When MongoDB stores a vast amount of data, a single machine may not be sufficient to store the data or provide acceptable read and write throughput. In such cases, we can split the data across multiple machines to enable the database system to store and process more data.
Why Use Sharding
- Replicates all write operations to the primary node.
- Sensitive data with latency requirements is queried on the primary node.
- A single replica set is limited to 12 nodes.
- Insufficient memory when request volumes are high.
- Insufficient local disk space.
- Vertical scaling is expensive.
MongoDB Sharding
The following diagram illustrates the sharded cluster structure in MongoDB:
The diagram primarily includes the following components:
Shard: Stores actual data blocks. In a production environment, a shard server role can be handled by a replica set of multiple machines to prevent single-point failures.
Config Server: A mongod instance that stores the entire cluster metadata, including chunk information.
Query Routers: Front-end routers that clients connect to, making the entire cluster appear as a single database. Front-end applications can use it transparently.
Sharding Example
The sharding structure port distribution is as follows:
Shard Server 1: 27020
Shard Server 2: 27021
Shard Server 3: 27022
Shard Server 4: 27023
Config Server: 27100
Route Process: 40000
Step 1: Start Shard Server
[root@100 /]# mkdir -p /www/mongoDB/shard/s0
[root@100 /]# mkdir -p /www/mongoDB/shard/s1
[root@100 /]# mkdir -p /www/mongoDB/shard/s2
[root@100 /]# mkdir -p /www/mongoDB/shard/s3
[root@100 /]# mkdir -p /www/mongoDB/shard/log
[root@100 /]# /usr/local/mongoDB/bin/mongod --port 27020 --dbpath=/www/mongoDB/shard/s0 --logpath=/www/mongoDB/shard/log/s0.log --logappend --fork
....
[root@100 /]# /usr/local/mongoDB/bin/mongod --port 27023 --dbpath=/www/mongoDB/shard/s3 --logpath=/www/mongoDB/shard/log/s3.log --logappend --fork
Step 2: Start Config Server
[root@100 /]# mkdir -p /www/mongoDB/shard/config
[root@100 /]# /usr/local/mongoDB/bin/mongod --port 27100 --dbpath=/www/mongoDB/shard/config --logpath=/www/mongoDB/shard/log/config.log --logappend --fork
Note: We can start the service just like a regular MongoDB service without needing to add the --shardsvr and --configsvr parameters. These parameters only change the startup port, so we specify the port ourselves.

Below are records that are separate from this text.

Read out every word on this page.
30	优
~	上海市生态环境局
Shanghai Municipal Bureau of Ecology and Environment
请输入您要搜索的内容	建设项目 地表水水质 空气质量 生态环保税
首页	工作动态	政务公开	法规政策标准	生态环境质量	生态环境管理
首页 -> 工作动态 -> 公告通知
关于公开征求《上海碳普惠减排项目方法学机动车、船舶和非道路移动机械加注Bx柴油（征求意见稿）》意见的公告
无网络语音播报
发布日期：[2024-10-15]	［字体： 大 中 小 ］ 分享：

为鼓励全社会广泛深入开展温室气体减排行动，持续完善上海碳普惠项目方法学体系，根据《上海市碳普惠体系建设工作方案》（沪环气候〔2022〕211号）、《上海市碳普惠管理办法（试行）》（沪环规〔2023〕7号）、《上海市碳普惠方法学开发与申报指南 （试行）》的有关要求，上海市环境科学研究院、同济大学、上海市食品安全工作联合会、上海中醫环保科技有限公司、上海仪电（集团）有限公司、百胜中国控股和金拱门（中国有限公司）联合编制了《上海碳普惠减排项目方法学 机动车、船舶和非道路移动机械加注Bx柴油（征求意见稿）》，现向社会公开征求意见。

Step 3: Start Route Process
/usr/local/mongoDB/bin/mongos --port 40000 --configdb localhost:27100 --fork --logpath=/www/mongoDB/shard/log/route.log --chunkSize 500
In the mongos startup parameters, chunkSize specifies the size of the chunk in MB, with a default size of 200MB.
Step 4: Configure Sharding
Next, we log into mongos using the MongoDB Shell and add the Shard nodes.
[root@100 shard]# /usr/local/mongoDB/bin/mongo admin --port 40000
MongoDB shell version: 2.0.7
connecting to: 127.0.0.1:40000/admin
mongos> db.runCommand({ addshard:"localhost:27020" })
{ "shardAdded" : "shard0000", "ok" : 1 }
......
mongos> db.runCommand({ addshard:"localhost:27029" })
{ "shardAdded" : "shard0009", "ok" : 1 }
mongos> db.runCommand({ enablesharding:"test" }) # Set the sharded storage database
{ "ok" : 1 }
mongos> db.runCommand({ shardcollection: "test.log", key: { id:1,time:1}})
{ "collectionsharded" : "test.log", "ok" : 1 }
Step Five: No major changes are needed in the program code; simply connect to the database as you would with a regular MongoDB database, using port 40000.